By Deborah Dash Moore
The Forward, December 15, 2011





Paula Hyman, a pioneering historian of modern Jews, published “My Life as a Radical Jewish Woman” in 2001. Without its subtitle, “Memoirs of a Zionist Feminist in Poland,” it could stand as an apt characterization of Paula herself.

The Yale University historian chose to edit the English translation of Puah Rakovsky’s Yiddish memoir because she sensed a kindred spirit whose feminism and dedication to Jewish education, Zionism, family and community paralleled her own commitments. And in doing so, Paula, who died of cancer December 15 at age 65, found a way to marry her two passions: Jewish history and feminism.

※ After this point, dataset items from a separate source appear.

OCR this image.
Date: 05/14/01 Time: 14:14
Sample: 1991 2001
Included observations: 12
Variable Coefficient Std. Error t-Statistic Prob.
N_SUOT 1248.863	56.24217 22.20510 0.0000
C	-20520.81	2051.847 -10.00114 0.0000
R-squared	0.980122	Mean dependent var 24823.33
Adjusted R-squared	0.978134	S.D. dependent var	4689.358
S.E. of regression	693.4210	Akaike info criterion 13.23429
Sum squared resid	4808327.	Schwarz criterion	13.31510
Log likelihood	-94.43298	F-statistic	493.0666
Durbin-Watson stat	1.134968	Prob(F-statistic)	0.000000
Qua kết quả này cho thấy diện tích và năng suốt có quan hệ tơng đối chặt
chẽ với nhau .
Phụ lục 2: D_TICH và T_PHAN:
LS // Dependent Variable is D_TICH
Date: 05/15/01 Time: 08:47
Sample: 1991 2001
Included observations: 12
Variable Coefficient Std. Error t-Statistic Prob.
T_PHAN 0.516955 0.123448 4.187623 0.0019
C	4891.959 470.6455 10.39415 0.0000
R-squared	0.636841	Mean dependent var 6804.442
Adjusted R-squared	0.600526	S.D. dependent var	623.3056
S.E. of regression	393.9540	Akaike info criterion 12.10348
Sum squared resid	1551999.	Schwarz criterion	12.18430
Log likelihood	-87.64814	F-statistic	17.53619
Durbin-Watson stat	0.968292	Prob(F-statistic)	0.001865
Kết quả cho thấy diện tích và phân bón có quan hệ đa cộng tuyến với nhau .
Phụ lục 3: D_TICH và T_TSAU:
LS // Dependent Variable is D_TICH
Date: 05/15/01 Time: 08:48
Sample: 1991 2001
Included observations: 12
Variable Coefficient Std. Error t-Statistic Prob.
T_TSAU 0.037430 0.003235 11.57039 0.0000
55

Paula wanted to reclaim Jewish women activists of yore for contemporary Jews as part of her lifelong mission to challenge received ideas about leadership, values and ways of doing things in the United States and Israel. Her work ultimately brought gender analysis into the mainstream of Jewish historical scholarship. For example, Paula invited serious consideration of Jewish women’s organizations such as Hadassah, long scorned by male historians and skewered by comedians.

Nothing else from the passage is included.